CAR the worst country in the world for young people
A study shows Sub-Saharan Africa continues to have the lowest levels of youth development in the world.
LONDON - Little or no access to education and healthcare, poor job prospects and low participation levels in politics make the Central African Republic (CAR) the worst country in the world to be a young person, an index by a group representing Commonwealth countries showed.
Central African Republic has been plagued by inter-religious violence since 2013 when the mainly Muslim Seleka militia seized power, prompting reprisals from Christian anti-Balaka forces.
Despite a February election touted as a step toward reconciliation, violence is still frequent.
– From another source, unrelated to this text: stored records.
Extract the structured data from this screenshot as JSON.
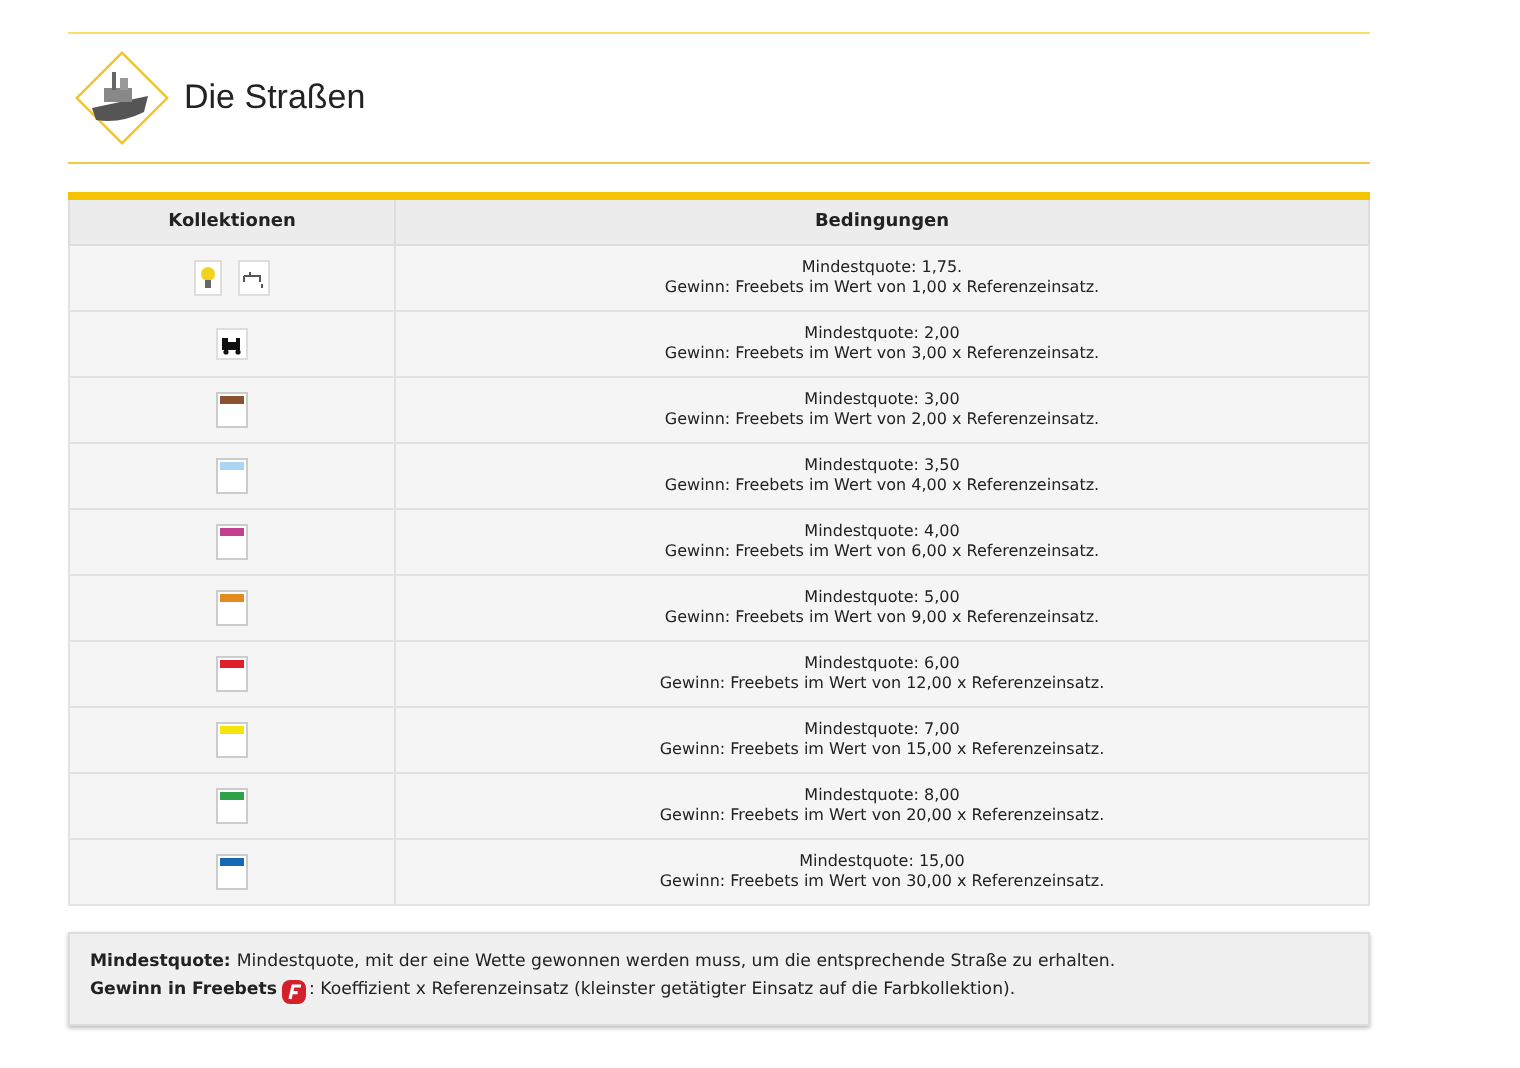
{
  "section": {
    "title": "Die Straßen"
  },
  "table": {
    "columns": [
      "Kollektionen",
      "Bedingungen"
    ],
    "rows": [
      {
        "kind": "icons",
        "line_1": "Mindestquote: 1,75.",
        "line_2": "Gewinn: Freebets im Wert von 1,00 x Referenzeinsatz."
      },
      {
        "kind": "train",
        "line_1": "Mindestquote: 2,00",
        "line_2": "Gewinn: Freebets im Wert von 3,00 x Referenzeinsatz."
      },
      {
        "kind": "card",
        "color": "#8b5230",
        "line_1": "Mindestquote: 3,00",
        "line_2": "Gewinn: Freebets im Wert von 2,00 x Referenzeinsatz."
      },
      {
        "kind": "card",
        "color": "#a9d4f2",
        "line_1": "Mindestquote: 3,50",
        "line_2": "Gewinn: Freebets im Wert von 4,00 x Referenzeinsatz."
      },
      {
        "kind": "card",
        "color": "#c2408f",
        "line_1": "Mindestquote: 4,00",
        "line_2": "Gewinn: Freebets im Wert von 6,00 x Referenzeinsatz."
      },
      {
        "kind": "card",
        "color": "#e58a1f",
        "line_1": "Mindestquote: 5,00",
        "line_2": "Gewinn: Freebets im Wert von 9,00 x Referenzeinsatz."
      },
      {
        "kind": "card",
        "color": "#e0202a",
        "line_1": "Mindestquote: 6,00",
        "line_2": "Gewinn: Freebets im Wert von 12,00 x Referenzeinsatz."
      },
      {
        "kind": "card",
        "color": "#f5e40a",
        "line_1": "Mindestquote: 7,00",
        "line_2": "Gewinn: Freebets im Wert von 15,00 x Referenzeinsatz."
      },
      {
        "kind": "card",
        "color": "#2ea24a",
        "line_1": "Mindestquote: 8,00",
        "line_2": "Gewinn: Freebets im Wert von 20,00 x Referenzeinsatz."
      },
      {
        "kind": "card",
        "color": "#1769b5",
        "line_1": "Mindestquote: 15,00",
        "line_2": "Gewinn: Freebets im Wert von 30,00 x Referenzeinsatz."
      }
    ]
  },
  "notes": [
    {
      "label": "Mindestquote:",
      "badge": false,
      "text": "Mindestquote, mit der eine Wette gewonnen werden muss, um die entsprechende Straße zu erhalten."
    },
    {
      "label": "Gewinn in Freebets",
      "badge": true,
      "text": ": Koeffizient x Referenzeinsatz (kleinster getätigter Einsatz auf die Farbkollektion)."
    }
  ]
}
The index released by the Commonwealth Secretariat on Friday ranked 183 nations on employment, education, health and other prospects for people aged between 15 and 29.
Sub-Saharan Africa continued to have the lowest levels of youth development in the world, despite significant progress in the last five years, the index showed.
The 10 countries that score lowest on the index are all from sub-Saharan Africa, the only region where the size of its youth population has not peaked.
According to UN estimates, the number of youths globally will rise to 2 billion by 2060 from 1.8 billion in 2015, with most of that growth expected to in sub-Saharan Africa.
"While increases in civic and political participation, through voting or protests for example, in the region are encouraging, they will only get young people so far without corresponding improvements in access to health and education," said Abhik Sen, one of the report's authors.
"Deep inequalities in levels of youth development persist among countries worldwide," he told the Thomson Reuters Foundation in a phone interview.
In North American and European countries, for example, nearly 100% of young people can read and write, compared with less than 40% in Niger and South Sudan.
Germany topped the index for youth development, followed by Denmark, Australia, Switzerland and Britain.
The report found that youth unemployment was a growing concern with young people at least twice as likely as adults to be jobless worldwide.
Matthew Hobson, a World Bank expert on social protection, said in the report that "global growth and poverty reduction over the next 20 years will be driven by today's young people, yet many of them struggle to find productive employment."
Sudanese billionaire philanthropist Mo Ibrahim said within three generations, 41% of the world's youth will be Africans.
"That is a wonderful resource for our continent if it is skilled and employed," he said in the report.